Manga Reader
Azure text read API + box middle/text height
Grouping the text boxes into blobs + smart BBOX formation

Manga-Reader

Detects hovered text in images, translates it and reads it aloud. Useful for reading manga in Japanese, learning Japanese, kids learning English by reading manga. Or also any other type of image that you need to extract the text out of and have it read aloud.

Work principle:

Chrome extension, written in Javascript, which sends the urls of all images on your current webpage to a local python server.
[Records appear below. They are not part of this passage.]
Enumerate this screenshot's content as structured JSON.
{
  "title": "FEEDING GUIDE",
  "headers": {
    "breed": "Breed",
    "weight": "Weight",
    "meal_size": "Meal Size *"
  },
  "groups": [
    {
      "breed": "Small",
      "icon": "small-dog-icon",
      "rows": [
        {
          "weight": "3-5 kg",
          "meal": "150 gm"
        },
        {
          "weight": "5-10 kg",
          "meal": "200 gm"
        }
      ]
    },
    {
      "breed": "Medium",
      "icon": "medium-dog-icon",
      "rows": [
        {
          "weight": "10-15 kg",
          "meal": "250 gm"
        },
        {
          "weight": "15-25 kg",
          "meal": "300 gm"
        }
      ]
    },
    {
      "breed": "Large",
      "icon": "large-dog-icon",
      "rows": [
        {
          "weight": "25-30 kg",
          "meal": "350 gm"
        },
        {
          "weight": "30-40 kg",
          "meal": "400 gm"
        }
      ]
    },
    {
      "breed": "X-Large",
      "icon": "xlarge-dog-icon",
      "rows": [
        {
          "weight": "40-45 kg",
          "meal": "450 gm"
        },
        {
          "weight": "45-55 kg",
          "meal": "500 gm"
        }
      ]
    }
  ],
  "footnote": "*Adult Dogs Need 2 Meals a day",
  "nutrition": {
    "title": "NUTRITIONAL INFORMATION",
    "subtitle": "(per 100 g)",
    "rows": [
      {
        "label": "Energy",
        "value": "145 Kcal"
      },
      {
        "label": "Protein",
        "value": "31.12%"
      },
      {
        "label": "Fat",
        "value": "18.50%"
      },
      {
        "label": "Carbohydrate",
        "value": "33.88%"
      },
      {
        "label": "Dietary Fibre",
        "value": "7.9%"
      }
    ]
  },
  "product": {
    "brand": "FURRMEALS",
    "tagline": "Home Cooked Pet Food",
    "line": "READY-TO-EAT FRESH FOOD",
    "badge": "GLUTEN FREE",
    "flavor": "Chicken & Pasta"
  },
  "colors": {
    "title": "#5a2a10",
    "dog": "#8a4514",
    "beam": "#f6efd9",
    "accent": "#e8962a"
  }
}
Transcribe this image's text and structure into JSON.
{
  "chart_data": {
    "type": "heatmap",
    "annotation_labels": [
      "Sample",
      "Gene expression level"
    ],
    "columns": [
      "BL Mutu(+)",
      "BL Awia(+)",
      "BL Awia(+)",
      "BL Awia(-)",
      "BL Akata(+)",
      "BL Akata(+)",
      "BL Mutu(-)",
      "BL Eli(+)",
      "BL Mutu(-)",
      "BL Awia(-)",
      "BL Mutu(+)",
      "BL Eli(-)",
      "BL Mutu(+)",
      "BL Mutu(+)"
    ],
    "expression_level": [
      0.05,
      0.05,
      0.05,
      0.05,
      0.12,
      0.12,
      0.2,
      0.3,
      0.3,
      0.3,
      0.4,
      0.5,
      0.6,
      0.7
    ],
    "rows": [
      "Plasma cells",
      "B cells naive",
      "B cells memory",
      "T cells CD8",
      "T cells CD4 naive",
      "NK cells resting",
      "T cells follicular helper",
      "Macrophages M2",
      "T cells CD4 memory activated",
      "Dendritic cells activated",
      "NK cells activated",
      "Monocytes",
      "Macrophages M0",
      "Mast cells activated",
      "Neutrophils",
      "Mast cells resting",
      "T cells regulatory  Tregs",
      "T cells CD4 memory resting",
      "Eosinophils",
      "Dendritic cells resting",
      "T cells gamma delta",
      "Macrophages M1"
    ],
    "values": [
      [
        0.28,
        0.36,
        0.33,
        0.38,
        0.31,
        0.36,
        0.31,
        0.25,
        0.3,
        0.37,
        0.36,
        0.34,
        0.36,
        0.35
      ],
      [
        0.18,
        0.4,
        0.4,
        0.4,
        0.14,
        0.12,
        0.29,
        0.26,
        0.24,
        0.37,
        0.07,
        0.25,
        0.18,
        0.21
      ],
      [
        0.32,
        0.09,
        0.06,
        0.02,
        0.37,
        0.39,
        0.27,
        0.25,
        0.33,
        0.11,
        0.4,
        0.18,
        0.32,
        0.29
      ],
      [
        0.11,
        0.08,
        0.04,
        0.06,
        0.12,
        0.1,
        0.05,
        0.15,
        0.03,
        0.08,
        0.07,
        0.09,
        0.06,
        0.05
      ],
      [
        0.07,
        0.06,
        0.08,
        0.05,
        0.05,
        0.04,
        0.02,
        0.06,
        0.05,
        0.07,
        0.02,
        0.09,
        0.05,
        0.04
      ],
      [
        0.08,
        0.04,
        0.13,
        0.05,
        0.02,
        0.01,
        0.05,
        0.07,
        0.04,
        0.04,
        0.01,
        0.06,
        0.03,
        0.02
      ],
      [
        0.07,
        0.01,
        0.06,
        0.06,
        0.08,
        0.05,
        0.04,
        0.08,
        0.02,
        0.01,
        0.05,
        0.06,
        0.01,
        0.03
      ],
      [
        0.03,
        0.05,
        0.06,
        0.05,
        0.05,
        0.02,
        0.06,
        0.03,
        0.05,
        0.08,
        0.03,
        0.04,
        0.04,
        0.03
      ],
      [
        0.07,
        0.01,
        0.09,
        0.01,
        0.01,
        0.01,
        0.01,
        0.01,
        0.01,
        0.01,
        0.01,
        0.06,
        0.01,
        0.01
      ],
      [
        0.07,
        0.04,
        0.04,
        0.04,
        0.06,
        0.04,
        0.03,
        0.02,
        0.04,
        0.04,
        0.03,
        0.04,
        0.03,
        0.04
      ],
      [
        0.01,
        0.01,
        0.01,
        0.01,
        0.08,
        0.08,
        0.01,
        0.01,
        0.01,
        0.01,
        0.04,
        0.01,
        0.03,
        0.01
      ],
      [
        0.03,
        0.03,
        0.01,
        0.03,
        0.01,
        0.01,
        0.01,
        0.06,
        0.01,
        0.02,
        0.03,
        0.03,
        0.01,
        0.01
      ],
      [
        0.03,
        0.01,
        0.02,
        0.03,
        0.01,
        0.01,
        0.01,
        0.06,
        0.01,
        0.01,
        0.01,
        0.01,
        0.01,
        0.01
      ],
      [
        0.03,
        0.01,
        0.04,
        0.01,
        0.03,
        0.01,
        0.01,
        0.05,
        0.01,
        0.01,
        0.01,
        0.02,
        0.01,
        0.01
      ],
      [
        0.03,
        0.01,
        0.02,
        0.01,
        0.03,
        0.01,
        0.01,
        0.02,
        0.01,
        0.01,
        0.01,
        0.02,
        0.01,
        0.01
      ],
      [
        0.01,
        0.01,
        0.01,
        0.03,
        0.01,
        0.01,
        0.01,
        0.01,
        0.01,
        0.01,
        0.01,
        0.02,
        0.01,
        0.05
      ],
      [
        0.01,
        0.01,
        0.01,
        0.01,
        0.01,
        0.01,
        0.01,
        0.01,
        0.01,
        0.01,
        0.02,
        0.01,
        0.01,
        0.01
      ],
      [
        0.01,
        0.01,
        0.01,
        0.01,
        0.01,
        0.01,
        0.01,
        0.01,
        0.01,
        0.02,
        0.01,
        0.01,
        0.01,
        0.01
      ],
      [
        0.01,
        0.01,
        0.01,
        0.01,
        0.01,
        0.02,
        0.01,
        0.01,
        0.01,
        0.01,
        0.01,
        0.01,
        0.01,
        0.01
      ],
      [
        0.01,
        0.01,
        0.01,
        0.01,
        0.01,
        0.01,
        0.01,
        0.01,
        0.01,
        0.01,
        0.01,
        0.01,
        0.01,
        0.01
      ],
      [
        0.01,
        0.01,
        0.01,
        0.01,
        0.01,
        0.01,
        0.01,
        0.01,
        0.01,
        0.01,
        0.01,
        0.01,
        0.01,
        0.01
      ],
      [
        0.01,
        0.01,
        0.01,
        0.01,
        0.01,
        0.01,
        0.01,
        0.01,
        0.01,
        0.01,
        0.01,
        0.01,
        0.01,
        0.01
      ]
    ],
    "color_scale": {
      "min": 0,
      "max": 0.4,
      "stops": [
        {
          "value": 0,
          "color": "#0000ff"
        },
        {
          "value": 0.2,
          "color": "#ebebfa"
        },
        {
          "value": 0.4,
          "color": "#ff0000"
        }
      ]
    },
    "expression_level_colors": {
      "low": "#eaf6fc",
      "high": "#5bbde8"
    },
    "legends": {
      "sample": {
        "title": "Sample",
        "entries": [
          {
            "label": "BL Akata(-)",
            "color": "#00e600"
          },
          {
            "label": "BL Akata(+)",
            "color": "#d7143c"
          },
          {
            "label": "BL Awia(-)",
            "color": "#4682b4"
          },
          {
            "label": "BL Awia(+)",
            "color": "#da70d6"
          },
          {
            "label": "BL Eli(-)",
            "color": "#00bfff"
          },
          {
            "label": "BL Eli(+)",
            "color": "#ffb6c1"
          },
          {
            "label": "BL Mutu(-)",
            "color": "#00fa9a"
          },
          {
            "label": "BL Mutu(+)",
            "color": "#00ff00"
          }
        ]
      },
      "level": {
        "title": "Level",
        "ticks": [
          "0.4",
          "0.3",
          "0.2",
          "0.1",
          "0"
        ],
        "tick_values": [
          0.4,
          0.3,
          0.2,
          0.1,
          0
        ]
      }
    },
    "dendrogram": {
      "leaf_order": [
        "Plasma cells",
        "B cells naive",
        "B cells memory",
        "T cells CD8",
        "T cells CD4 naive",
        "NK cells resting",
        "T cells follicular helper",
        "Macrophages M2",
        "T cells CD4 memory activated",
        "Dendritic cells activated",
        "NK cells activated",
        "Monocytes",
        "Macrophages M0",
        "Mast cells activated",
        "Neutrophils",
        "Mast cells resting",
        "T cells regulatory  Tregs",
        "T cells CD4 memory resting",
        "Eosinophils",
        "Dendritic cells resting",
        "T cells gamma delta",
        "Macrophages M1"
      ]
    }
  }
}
This also tracks the mouse position on the webpage.
The python server calls modules, which communicate with Azure in order to obtain the text in the images.
These modules use the Microsoft Read Text and OCR APIs to extract the bounding boxes and text out of a given image.
These boxes are grouped into "blobs", which are the structures, containing separate pieces of text.
The blobs are passed onto a service, which determines whether the mouse hovers over one of them. If yes, an audio file, which is the text-to-speech of the blob's data is played. This audio file is obtained by the Azure Speech API.

Features:

Heavily optimized preprocessing - existing images' data is cached and saved locally, so that if that url is ever encountered again, all the blobs and their responses are precomputed.
Supports reading in English and Japanese and translation between the two - you can read in English, but the speech will be Japanese or vice versa.